Естественно, должны караться не только организации и СМИ, но и частные лица, провозглашающие подпадающие под запрет призывы, но не в уголовном, а в административном порядке (штрафами). К примеру, за статью с откровенными призывами к насилию по отношению к какому-либо меньшинству должны караться штрафами как издание, так и автор (в соотношении примерно 5:1 или 10:1, примерно, как это принято в отношении материалов, оскорбляющих честь и достоинство). Иски, несомненно, должна подавать прокуратура и специальные органы, отслеживающие деятельность тех или иных структур (скажем, если речь идет о СМИ – то Минпечати). Минюст, на мой взгляд, вообще не должен обладать карательно-регламентирующими функциями по отношению к политическим организациям. Государственная структура, которая ведает тюрьмами и одновременно контролирует деятельность политических партий, – это нонсенс. Какой именно орган должен наблюдать за политическими организациями – это отдельный вопрос, может быть, специальный отдел в ФСБ, поскольку силы, претендующие на влияние в политической сфере, должны контролироваться именно с точки зрения общественной безопасности, чем, по идее, должна бы заниматься ФСБ. Мне представляется, что должно быть создано отдельное министерство по делам общественных (в том числе религиозных) и политических организаций.
Ситуация с контролем над пропагандой в интернете, конечно, сложнее. На мой взгляд, никакое юридическое ограничение сетевых публикаций не оправдано, хотя бы потому, что его слишком легко можно избежать, хотя бы с помощью регистрации сайта на иностранном хостинге. Интернет – неподцензурная зона. Есть смысл создать (и стимулировать) определенные настроения у так называемой сетевой общественности (то есть в первую очередь – у провайдеров и хозяев бесплатного хостинга, а также владельцев основных сетевых изданий), направленные на постепенное вытеснение разжигающих всяческую рознь сайтов за пределы "приличного общества". Это не идеализм и вполне реально. Как показывает опыт вытеснения сайтов, содержащих детскую порнографию, сетевое сообщество состоит из конкретных людей, готовых на соблюдение определенных правил, оправданность которых очевидна. Методы достижения этой цели, конечно, еще нужно выработать.

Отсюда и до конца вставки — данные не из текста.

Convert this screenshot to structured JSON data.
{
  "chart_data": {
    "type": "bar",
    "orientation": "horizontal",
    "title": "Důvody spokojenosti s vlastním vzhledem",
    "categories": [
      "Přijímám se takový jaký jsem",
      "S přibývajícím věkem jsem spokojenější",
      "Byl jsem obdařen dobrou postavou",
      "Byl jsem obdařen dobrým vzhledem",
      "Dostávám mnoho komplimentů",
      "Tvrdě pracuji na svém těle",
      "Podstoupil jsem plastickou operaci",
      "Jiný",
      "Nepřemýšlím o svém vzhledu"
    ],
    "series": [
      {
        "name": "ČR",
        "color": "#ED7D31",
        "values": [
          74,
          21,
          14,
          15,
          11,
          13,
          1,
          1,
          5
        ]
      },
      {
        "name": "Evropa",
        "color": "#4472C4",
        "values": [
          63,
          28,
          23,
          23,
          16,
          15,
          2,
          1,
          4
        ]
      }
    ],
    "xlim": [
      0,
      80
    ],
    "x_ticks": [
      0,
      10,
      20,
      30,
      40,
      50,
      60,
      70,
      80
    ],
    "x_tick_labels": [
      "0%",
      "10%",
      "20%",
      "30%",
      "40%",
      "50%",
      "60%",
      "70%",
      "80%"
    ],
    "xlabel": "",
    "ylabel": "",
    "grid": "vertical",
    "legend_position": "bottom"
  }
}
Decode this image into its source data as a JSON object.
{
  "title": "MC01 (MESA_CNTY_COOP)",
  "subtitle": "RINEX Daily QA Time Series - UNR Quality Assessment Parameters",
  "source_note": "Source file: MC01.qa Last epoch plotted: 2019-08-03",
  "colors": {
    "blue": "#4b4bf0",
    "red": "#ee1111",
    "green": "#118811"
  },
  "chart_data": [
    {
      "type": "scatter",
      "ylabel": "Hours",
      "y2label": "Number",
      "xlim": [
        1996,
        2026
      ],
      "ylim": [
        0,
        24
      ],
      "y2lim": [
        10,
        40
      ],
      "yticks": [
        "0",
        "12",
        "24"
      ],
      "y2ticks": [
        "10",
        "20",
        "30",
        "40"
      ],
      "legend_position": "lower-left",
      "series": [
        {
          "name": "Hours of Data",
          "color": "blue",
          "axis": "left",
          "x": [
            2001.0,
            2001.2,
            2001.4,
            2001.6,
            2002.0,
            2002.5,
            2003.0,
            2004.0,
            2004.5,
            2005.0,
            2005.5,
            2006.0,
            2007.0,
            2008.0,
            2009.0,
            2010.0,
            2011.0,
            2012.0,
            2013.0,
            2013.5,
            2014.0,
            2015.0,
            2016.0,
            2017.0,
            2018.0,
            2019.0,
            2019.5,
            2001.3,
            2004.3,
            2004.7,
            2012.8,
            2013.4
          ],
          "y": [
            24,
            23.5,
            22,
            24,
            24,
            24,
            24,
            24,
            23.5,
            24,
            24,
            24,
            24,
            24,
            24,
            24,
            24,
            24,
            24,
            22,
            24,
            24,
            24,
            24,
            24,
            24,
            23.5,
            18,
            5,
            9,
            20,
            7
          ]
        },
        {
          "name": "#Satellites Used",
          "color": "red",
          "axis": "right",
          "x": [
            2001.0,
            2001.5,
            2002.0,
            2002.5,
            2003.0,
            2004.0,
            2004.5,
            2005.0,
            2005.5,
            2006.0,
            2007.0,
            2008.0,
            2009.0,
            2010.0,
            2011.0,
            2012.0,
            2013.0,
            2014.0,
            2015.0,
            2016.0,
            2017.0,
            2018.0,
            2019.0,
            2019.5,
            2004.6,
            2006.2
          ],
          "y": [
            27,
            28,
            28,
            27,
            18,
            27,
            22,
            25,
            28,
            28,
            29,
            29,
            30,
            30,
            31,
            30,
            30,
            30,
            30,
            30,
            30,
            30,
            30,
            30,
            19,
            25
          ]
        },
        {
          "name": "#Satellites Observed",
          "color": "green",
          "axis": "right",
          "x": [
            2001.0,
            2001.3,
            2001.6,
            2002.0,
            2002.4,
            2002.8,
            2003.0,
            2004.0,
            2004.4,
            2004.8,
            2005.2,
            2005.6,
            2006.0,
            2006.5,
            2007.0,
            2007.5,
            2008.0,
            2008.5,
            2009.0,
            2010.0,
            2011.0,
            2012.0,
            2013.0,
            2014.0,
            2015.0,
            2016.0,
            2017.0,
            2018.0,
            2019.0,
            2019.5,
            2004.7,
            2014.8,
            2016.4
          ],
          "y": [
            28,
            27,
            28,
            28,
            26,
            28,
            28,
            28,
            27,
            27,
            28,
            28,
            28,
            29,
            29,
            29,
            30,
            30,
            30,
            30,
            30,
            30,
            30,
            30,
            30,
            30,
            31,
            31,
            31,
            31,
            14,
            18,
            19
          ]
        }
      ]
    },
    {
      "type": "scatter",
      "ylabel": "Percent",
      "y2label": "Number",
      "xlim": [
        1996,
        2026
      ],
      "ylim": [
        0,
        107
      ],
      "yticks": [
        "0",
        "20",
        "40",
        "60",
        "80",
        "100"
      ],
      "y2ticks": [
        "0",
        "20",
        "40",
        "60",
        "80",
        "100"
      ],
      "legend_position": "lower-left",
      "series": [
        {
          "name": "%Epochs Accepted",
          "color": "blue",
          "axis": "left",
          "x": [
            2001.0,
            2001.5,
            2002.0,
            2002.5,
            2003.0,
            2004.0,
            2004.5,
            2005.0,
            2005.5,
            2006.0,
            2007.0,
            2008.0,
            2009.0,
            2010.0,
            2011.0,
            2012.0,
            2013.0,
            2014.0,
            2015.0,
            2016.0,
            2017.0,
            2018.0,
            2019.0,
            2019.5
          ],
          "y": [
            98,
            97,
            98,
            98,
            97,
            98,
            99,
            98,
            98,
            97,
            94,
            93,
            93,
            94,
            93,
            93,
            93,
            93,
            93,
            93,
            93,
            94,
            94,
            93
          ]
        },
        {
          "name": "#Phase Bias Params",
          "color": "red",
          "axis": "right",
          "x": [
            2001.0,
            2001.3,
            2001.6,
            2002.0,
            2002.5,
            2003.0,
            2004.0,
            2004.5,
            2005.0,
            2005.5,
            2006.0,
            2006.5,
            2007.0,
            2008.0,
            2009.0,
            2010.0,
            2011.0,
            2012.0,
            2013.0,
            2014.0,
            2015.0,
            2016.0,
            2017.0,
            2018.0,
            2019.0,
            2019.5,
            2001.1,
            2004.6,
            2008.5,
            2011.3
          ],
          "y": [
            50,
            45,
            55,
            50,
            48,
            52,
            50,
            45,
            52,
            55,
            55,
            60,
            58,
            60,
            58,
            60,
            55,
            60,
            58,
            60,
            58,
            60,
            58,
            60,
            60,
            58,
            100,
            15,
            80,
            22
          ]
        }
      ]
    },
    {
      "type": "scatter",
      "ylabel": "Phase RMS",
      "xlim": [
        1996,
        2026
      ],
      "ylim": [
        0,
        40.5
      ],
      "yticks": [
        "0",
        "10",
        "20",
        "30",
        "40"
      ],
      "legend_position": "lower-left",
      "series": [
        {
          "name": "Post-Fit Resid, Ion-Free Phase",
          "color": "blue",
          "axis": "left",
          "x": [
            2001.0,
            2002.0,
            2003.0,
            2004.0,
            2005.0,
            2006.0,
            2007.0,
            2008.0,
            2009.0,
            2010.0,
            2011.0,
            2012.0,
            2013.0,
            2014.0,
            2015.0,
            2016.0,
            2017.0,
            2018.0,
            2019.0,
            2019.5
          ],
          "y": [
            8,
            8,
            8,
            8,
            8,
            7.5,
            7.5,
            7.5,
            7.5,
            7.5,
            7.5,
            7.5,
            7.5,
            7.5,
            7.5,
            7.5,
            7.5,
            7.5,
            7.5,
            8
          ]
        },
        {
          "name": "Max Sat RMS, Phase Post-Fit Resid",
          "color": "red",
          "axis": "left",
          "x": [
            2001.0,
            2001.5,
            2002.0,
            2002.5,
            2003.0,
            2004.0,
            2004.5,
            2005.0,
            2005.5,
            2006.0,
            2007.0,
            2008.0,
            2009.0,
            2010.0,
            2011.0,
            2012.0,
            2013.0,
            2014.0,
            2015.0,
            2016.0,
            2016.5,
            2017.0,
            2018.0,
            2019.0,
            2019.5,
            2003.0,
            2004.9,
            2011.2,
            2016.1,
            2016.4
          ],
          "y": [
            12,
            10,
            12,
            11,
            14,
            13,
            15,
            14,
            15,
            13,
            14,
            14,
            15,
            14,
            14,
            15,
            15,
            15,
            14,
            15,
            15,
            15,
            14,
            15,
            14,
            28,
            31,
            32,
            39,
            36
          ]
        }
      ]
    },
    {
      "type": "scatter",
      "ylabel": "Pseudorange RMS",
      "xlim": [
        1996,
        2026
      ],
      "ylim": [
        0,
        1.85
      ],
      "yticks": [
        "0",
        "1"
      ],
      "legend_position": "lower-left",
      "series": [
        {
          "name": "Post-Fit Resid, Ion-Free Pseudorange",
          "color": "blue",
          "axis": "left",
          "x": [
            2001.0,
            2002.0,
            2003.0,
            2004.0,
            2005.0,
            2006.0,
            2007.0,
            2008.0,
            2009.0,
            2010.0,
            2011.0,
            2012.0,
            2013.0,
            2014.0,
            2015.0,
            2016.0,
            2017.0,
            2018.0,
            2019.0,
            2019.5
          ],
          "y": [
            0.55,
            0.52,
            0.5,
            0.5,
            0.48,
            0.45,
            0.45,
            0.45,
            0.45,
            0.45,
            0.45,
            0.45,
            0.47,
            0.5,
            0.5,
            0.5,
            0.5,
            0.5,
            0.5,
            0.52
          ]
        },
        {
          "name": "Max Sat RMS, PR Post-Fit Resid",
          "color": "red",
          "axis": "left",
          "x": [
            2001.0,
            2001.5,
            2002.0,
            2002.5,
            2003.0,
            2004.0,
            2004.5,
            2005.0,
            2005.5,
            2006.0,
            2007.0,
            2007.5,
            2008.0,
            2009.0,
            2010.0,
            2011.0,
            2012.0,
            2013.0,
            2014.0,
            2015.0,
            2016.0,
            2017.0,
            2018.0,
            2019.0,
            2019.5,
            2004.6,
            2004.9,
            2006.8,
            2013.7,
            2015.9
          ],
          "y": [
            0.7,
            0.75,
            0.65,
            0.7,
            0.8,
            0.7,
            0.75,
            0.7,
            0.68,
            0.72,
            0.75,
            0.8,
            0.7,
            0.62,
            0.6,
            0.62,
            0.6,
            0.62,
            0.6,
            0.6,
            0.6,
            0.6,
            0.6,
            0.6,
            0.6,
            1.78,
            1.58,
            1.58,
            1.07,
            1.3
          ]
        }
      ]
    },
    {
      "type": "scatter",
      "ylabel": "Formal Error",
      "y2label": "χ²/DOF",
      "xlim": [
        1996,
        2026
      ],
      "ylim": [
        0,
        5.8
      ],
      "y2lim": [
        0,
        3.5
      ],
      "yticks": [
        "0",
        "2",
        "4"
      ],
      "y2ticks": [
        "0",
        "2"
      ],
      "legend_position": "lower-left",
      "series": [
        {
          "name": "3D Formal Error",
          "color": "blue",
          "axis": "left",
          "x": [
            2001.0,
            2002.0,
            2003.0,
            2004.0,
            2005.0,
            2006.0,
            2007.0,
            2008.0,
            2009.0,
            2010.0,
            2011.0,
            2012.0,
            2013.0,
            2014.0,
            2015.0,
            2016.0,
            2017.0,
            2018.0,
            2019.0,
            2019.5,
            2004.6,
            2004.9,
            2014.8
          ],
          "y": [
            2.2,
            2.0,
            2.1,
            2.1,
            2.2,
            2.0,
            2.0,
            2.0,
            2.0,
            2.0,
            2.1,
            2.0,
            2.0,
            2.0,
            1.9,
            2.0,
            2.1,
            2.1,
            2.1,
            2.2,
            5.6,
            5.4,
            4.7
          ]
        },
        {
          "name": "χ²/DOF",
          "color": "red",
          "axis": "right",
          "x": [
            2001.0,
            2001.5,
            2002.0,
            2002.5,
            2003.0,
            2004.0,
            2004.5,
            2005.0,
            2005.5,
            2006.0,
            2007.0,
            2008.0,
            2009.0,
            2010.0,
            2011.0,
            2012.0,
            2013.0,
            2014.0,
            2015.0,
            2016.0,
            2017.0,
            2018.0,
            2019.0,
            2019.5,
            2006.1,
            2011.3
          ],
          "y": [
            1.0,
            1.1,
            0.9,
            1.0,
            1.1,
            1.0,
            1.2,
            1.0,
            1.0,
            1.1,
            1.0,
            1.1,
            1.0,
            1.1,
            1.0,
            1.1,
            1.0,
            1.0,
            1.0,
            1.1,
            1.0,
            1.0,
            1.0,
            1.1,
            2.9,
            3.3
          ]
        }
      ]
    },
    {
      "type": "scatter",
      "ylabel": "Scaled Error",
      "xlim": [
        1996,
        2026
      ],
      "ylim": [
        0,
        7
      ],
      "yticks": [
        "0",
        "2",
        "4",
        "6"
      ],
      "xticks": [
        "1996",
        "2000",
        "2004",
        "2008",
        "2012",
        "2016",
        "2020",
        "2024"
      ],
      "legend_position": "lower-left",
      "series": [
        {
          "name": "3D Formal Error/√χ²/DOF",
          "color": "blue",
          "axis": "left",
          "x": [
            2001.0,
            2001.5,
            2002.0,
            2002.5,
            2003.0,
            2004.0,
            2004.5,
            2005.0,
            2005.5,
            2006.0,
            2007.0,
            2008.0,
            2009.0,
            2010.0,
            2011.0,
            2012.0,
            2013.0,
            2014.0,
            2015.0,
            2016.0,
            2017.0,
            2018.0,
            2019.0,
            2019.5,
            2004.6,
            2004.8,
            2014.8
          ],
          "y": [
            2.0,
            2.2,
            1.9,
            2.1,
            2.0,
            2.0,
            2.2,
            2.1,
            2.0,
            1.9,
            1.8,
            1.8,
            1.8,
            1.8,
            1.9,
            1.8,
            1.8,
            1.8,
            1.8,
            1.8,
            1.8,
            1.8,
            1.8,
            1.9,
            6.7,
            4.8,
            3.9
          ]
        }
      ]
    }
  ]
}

Примерно схожим с контролем над СМИ должен быть и контроль над организациями. Запрещать или карать организации за идеологию, на мой взгляд, нельзя. Можно и нужно карать только за конкретные призывы и деятельность. При этом, на мой взгляд, удачной являлась бы следующая схема: если лидер зарегистрированной организации утверждает, что "жидов надо бить", штрафуют и его, и организацию (в вышеуказанном для СМИ соотношении), причем штрафы должны быть значительные. Если то же говорит лидер незарегистрированной организации, то ему вменяется штраф на ту сумму, которую сняли бы с организации, если бы она была зарегистрирована. Это – стимул для официального оформления радикальной организации, позволяющего более четко контролировать ее деятельность. Если исходить из идеала (то есть из УК с учетом высказанных замечаний), то в тех случаях, когда речь идет не о словах (которые в уголовном порядке караться не должны), а об уголовно наказуемых преступлениях, то должны караться конкретные люди, а не их партийное или идеологическое руководство. То есть, если в городе Саратове член НБП покупает автоматы или в Ленинградской области член НБП убивает человека, то это должно быть поводом для осуждения купившего автомат или убившего человека, а не для запрета НБП и ареста лидера партии.
Справедлив тезис об ответственности лидеров за любые инциденты в ходе организованного ими митинга – чтобы сами организаторы был заинтересованы в мирном характере акции. Это один из немногих случаев, когда я склоняюсь к одобрению наказания руководства за правонарушения со стороны активистов. Например, если партия организует митинг, в ходе которого ее активисты вступают в драку с милицией, а заканчивается все штурмом мэрии, то конкретных людей, дерущихся с милиционерами и штурмующих мэрию, несомненно, следует в уголовном порядке карать. Организаторов митинга, даже если они не делали никаких четких призывов к насилию, в таком случае следует штрафовать и, может быть, лишить права на организацию массовых мероприятий на какой-то срок; если же конкретные призывы со стороны организаторов звучали, то наказание может быть и более серьезным.
Запрет организаций за идеологию мне представляется в корне неверным путем. Вместо одной партии, которая на виду, после запрета можно получить несколько десятков мелких кружков озлобленных радикалов, от которых можно ждать чего угодно. Не надо искусственно выталкивать за пределы политического поля никакие организации. А за конкретные преступления (оскорбления, призывы, ношение оружия, не говоря уж об убийствах и погромах) надо карать вне зависимости от партийной принадлежности. Не надо заставлять радикалов радикализироваться дальше. Надо, наоборот, стараться цивилизовать их. Регистрироваться (то есть "светиться", попадать в зону легальной политики, она же зона надзора за партиями) должно быть выгодно, а не наоборот.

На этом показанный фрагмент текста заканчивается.